The proposed Budget was published by the Deputy First Minister in December 2022. It shows that the Mental Health Services budget would be returned to the £290.2M allocated in the current financial year – merely reversing a cut of £38M made during the Emergency Budget review.
This would actually lead to a real terms reduction in support for mental health at a time when demand is at an all time high and all services are under extreme pressure.
Lee Knifton, Chair of Scotland’s Mental Health Partnership, said: “We are dismayed at this failure to increase the mental health budget. We are seeing people struggling with the cost of living crisis, leading to vastly increased numbers seeking support. Waiting lists are lengthy and both statutory services and voluntary organisations are under extreme pressure.
“The far reaching effects of the Covid-19 pandemic also showed a long term impact on the mental health of people in Scotland. The importance of promoting good mental health and wellbeing is therefore clear, yet the budget proposals would actually reduce the proportion of the health budget spent on mental health.
“We are calling on the Scottish Government to reconsider and to increase the mental health budget by at least 6.2% in line with overall health and social care spending. If this doesn’t happen mental health will fall further behind, leading to severe consequences for the people of Scotland.”

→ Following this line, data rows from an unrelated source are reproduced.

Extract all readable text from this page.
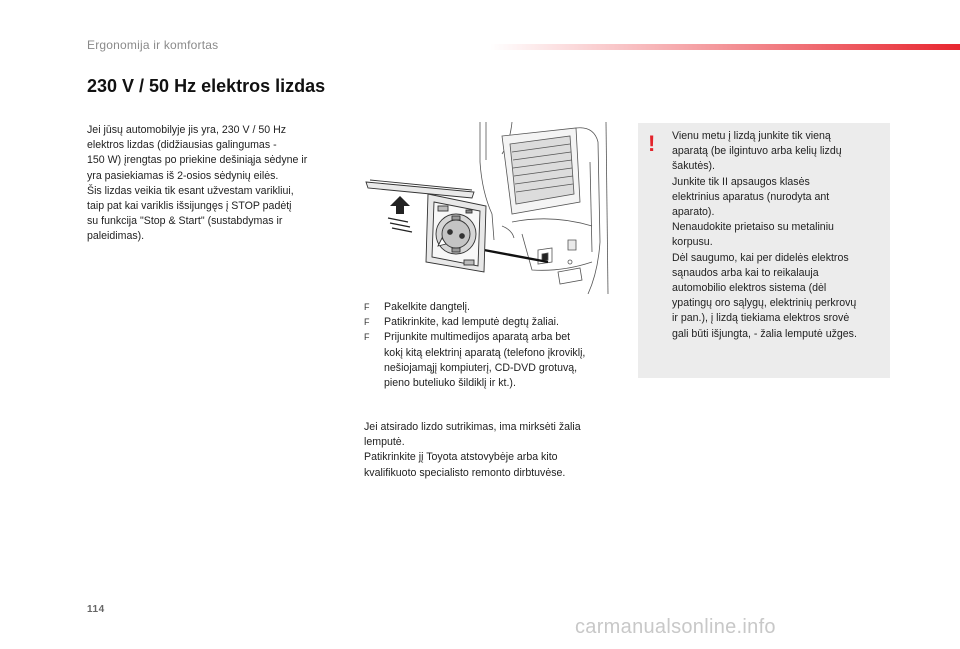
Ergonomija ir komfortas
230 V / 50 Hz elektros lizdas

Jei jūsų automobilyje jis yra, 230 V / 50 Hz
elektros lizdas (didžiausias galingumas -
150 W) įrengtas po priekine dešiniąja sėdyne ir
yra pasiekiamas iš 2-osios sėdynių eilės.
Šis lizdas veikia tik esant užvestam varikliui,
taip pat kai variklis išsijungęs į STOP padėtį
su funkcija "Stop & Start" (sustabdymas ir
paleidimas).

F Pakelkite dangtelį.
F Patikrinkite, kad lemputė degtų žaliai.
F Prijunkite multimedijos aparatą arba bet
kokį kitą elektrinį aparatą (telefono įkroviklį,
nešiojamąjį kompiuterį, CD-DVD grotuvą,
pieno buteliuko šildiklį ir kt.).

Jei atsirado lizdo sutrikimas, ima mirksėti žalia
lemputė.
Patikrinkite jį Toyota atstovybėje arba kito
kvalifikuoto specialisto remonto dirbtuvėse.

! Vienu metu į lizdą junkite tik vieną
aparatą (be ilgintuvo arba kelių lizdų
šakutės).
Junkite tik II apsaugos klasės
elektrinius aparatus (nurodyta ant
aparato).
Nenaudokite prietaiso su metaliniu
korpusu.
Dėl saugumo, kai per didelės elektros
sąnaudos arba kai to reikalauja
automobilio elektros sistema (dėl
ypatingų oro sąlygų, elektrinių perkrovų
ir pan.), į lizdą tiekiama elektros srovė
gali būti išjungta, - žalia lemputė užges.

114
carmanualsonline.info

A recent Scottish Government report, The Cost Of Living Crisis in Scotland, noted that the current crisis is negatively affecting mental health and driving up demand for services. An immediate need for more mental health and wellbeing support was identified. The report also cites Scottish Government polling from September 2022 showing that almost half of adults felt that their mental health had been affected by the cost of living crisis, with this figure reaching 59% in low income households and 82% in very insecure households.

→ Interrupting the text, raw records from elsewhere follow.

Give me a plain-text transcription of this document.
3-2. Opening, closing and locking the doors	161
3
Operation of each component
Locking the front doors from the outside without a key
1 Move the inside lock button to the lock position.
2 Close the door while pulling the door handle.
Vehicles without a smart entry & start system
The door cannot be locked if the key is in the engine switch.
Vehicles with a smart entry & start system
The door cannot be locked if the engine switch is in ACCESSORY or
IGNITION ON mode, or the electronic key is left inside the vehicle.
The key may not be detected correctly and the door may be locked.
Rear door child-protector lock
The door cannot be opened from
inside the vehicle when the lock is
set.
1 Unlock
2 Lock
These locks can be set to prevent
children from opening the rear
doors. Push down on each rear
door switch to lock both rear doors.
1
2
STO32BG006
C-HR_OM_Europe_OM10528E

The Partnership is pleased to see a headline 6.2% increase in the Health and Social Care budget, but is extremely concerned that the allocation to mental health has not been increased, at least in line with this figure.
The Scottish Government plans to publish a new Mental Health and Wellbeing Strategy in Spring 2023. Discussions with government officials have led the Partnership to believe that this will be an ambitious and forward looking strategy, containing commitments to mental health promotion and prevention activities as well as the provision of high quality mental health services.

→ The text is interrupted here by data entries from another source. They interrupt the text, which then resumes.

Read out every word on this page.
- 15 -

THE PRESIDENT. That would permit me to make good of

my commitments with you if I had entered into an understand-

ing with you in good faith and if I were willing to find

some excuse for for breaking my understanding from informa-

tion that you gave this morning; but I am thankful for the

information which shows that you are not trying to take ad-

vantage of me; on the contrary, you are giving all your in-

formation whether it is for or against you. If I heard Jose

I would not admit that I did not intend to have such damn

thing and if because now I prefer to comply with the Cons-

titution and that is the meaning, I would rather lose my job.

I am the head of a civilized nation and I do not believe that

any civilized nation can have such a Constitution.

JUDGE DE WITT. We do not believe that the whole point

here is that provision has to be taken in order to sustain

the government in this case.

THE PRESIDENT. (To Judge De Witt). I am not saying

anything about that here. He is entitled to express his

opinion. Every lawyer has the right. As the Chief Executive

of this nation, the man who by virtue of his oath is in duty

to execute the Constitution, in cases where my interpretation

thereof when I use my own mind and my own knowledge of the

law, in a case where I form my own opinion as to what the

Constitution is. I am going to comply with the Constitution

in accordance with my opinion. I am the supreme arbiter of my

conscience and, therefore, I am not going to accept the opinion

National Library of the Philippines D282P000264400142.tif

Scotland’s Mental Health Partnership is now extremely concerned that the ability to deliver on this new Strategy will immediately be constrained by a lack of available investment.
It should also be noted that a number of other budget lines within Health and Social Care also show planned real terms budget cuts, including Digital Health and Care, Early Years, and Active Healthy Lives. All of these activities have a direct impact on the mental health and wellbeing of communities.